Bed Bath & Beyond (BBBY), the ailing retailer that missed a $25 million interest payment on its debt this month, unveiled a plan to skirt bankruptcy by raising as much as $1 billion through the sale of convertible shares and warrants. Its stock price plunged.
The company will sell more than 23,000 shares of its Series A convertible preferred stock to raise $225 million upfront. It will also sell warrants that will allow investors to purchase more than 84,000 shares of convertible preferred stock and 95 million shares of common stock in the future to raise $800 million.
With the sale and a $100 million credit line from one of its lenders, the retailer hopes to repay some of its debt, including the payment due to JPMorgan on Feb. 1. If it doesn't catch up by March 3, it would be liable to pay the entire $1.03 billion debt immediately. Money from the sale of warrants will go toward turning around its operations.
What Does This Mean For Investors?
Bed Bath & Beyond is a meme stock, meaning it's heavily shorted, and its share price once soared due to coordinated buying efforts by retail investors. Plenty of money is riding on the share price to crash, and the stock lost almost half its value on Tuesday even after the company spelled out its attempt to avoid insolvency.
The warrants issued by BBBY that convert to preferred stock may appeal to some investors since they can offer guaranteed returns in the form of dividends. People who are shorting the stock could hedge their bets by purchasing the warrants. Once converted it could be a win-win: They’ll make money on both accounts, even if the share price is in a downward spiral.
That's not to say it's a strategy lacking risk. Because the new securities would rank below the company’s debt, if the company ends up in bankruptcy or liquidation, preferred stock will only be honored after all of its debt is repaid.
This sale will also "significantly" dilute the stake held by the company’s existing shareholders. Since the number of shares available in the market will rise, the company expects its share price to fall.
Some analysts remain skeptical that the retailer can raise the cash it needs to repay debt. At Wedbush Securities, analyst Seth Basham cut his target price to zero from $1.

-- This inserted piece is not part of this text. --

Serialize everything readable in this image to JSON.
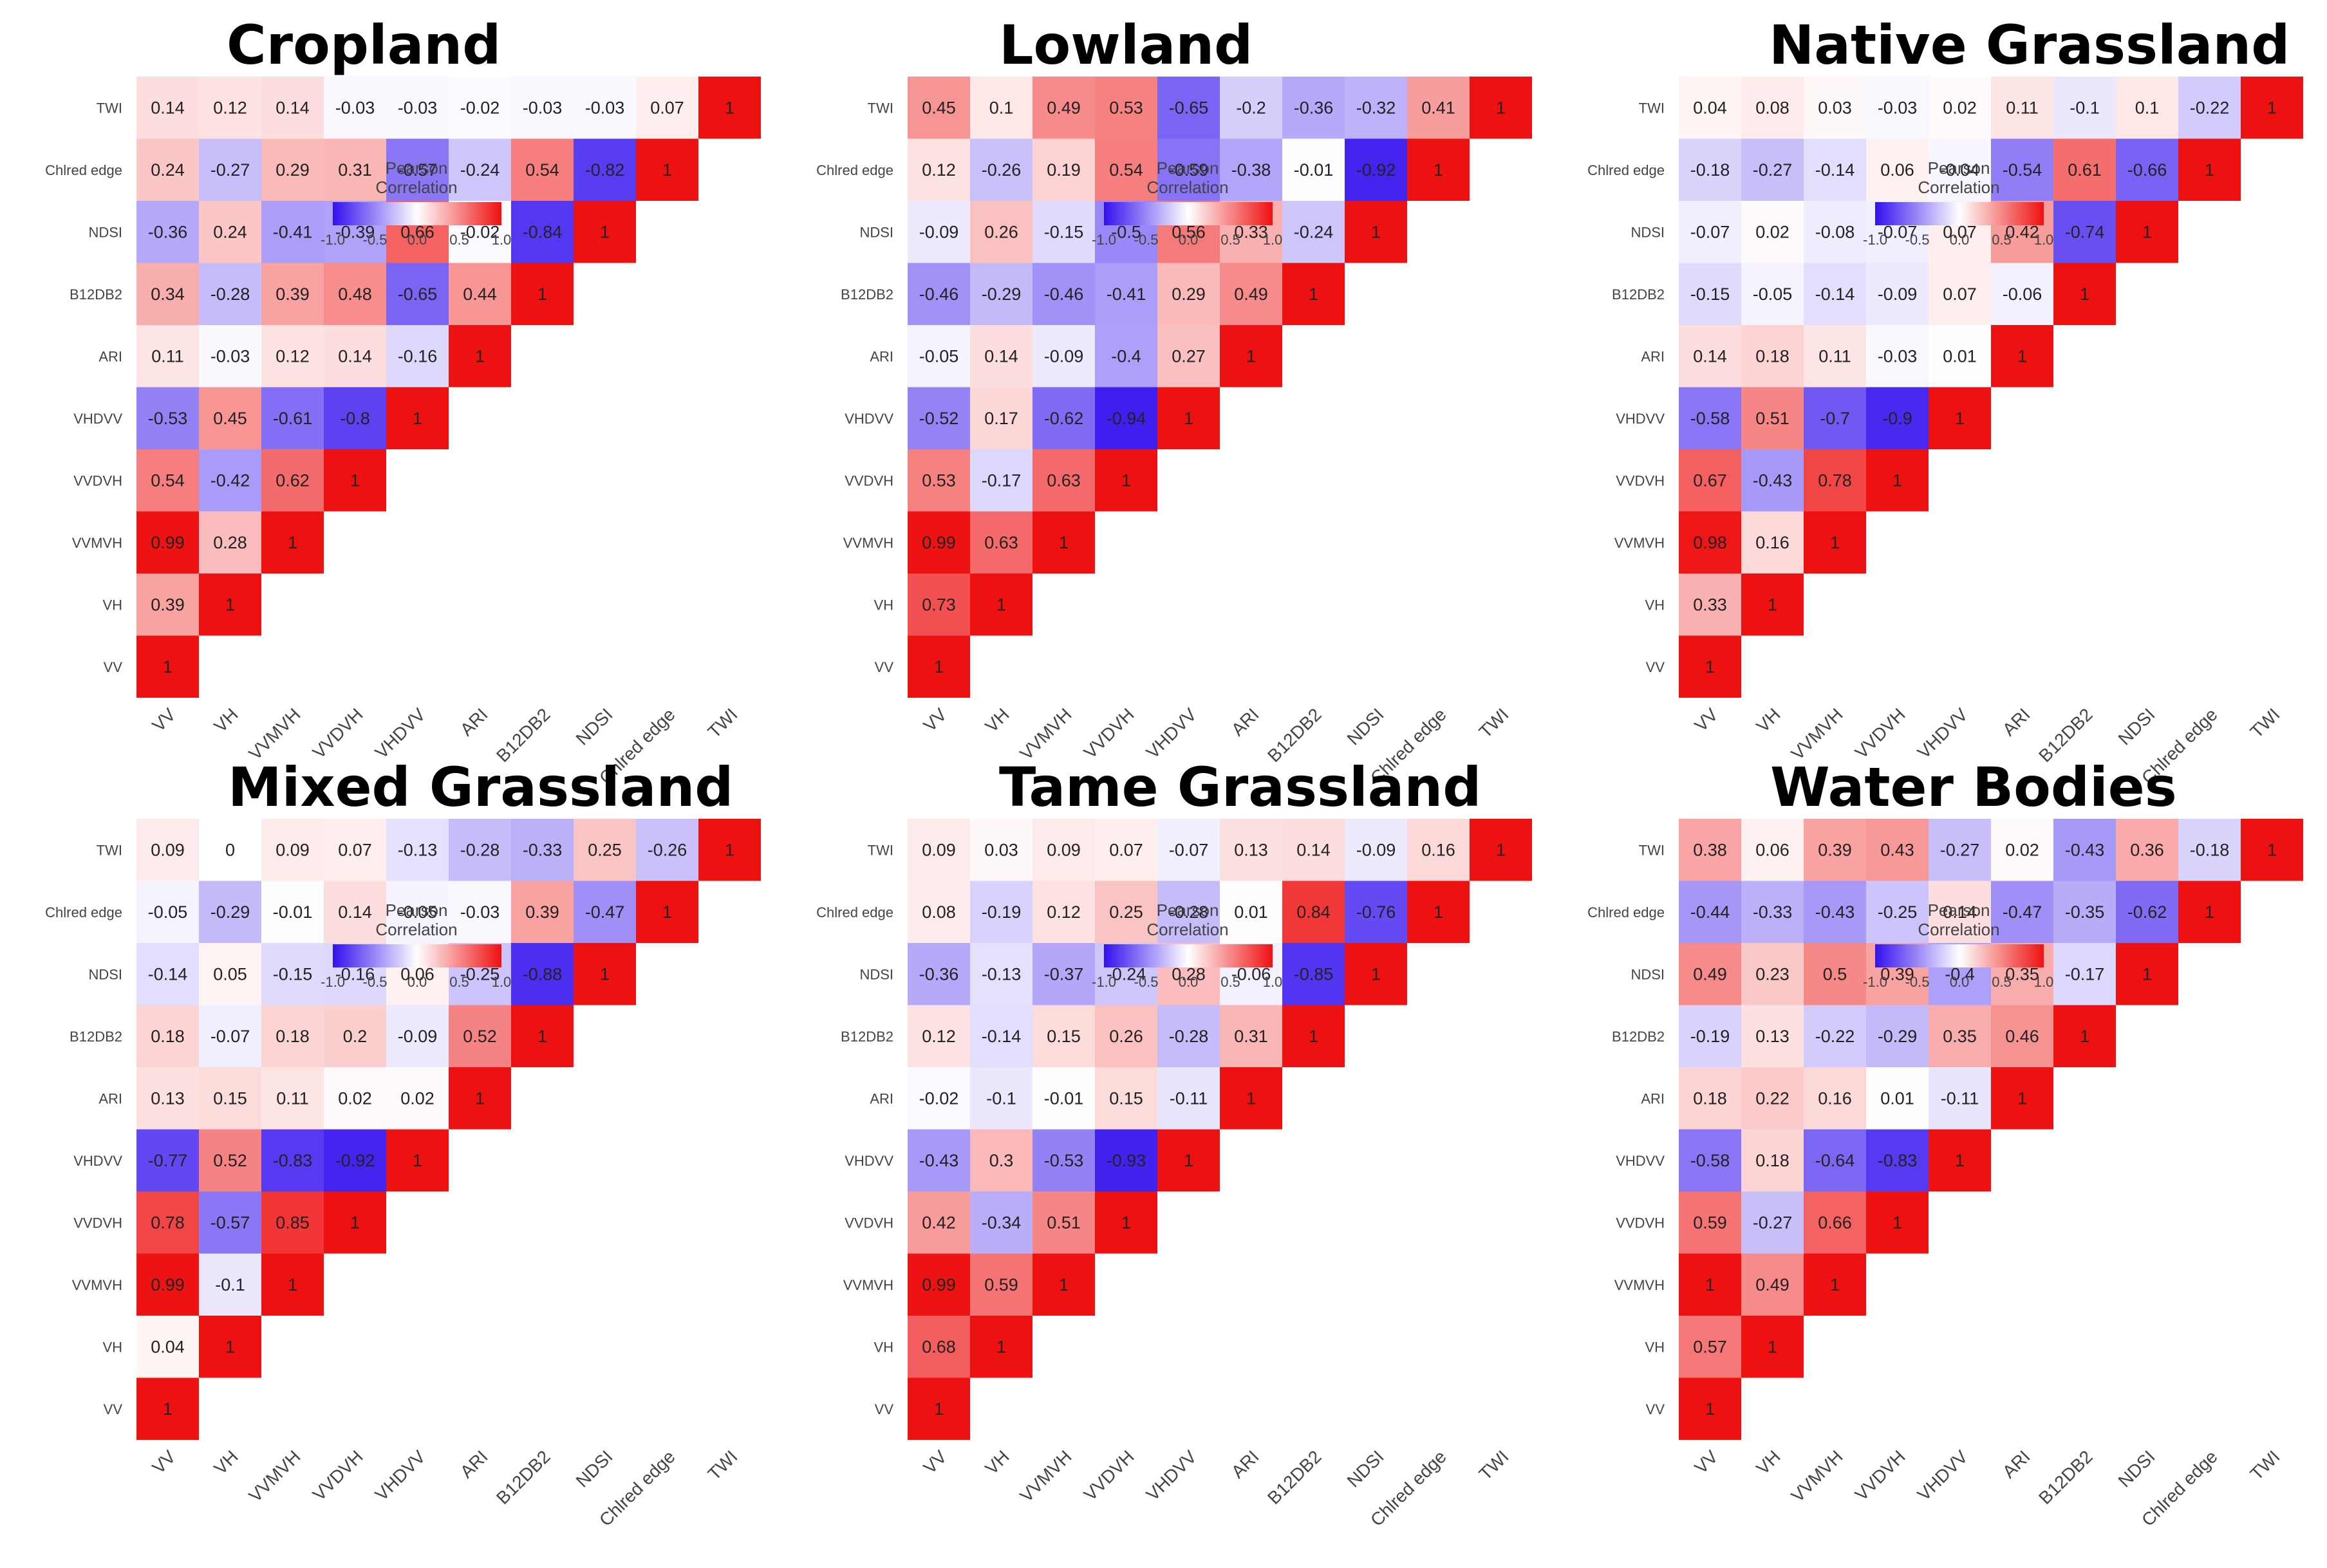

“In the event the transactions are successful, BBBY common shares could rise as they are trading like options on the company’s survival, but the ultimate value would be undermined by this highly dilutive offering of preferred stock that would have priority over the common shares,” Basham wrote.
The retail backdrop is grim: Bed Bath & Beyond doesn't expect comparable-store sales to pick up until later this year, after dropping as much as 40% in the first quarter.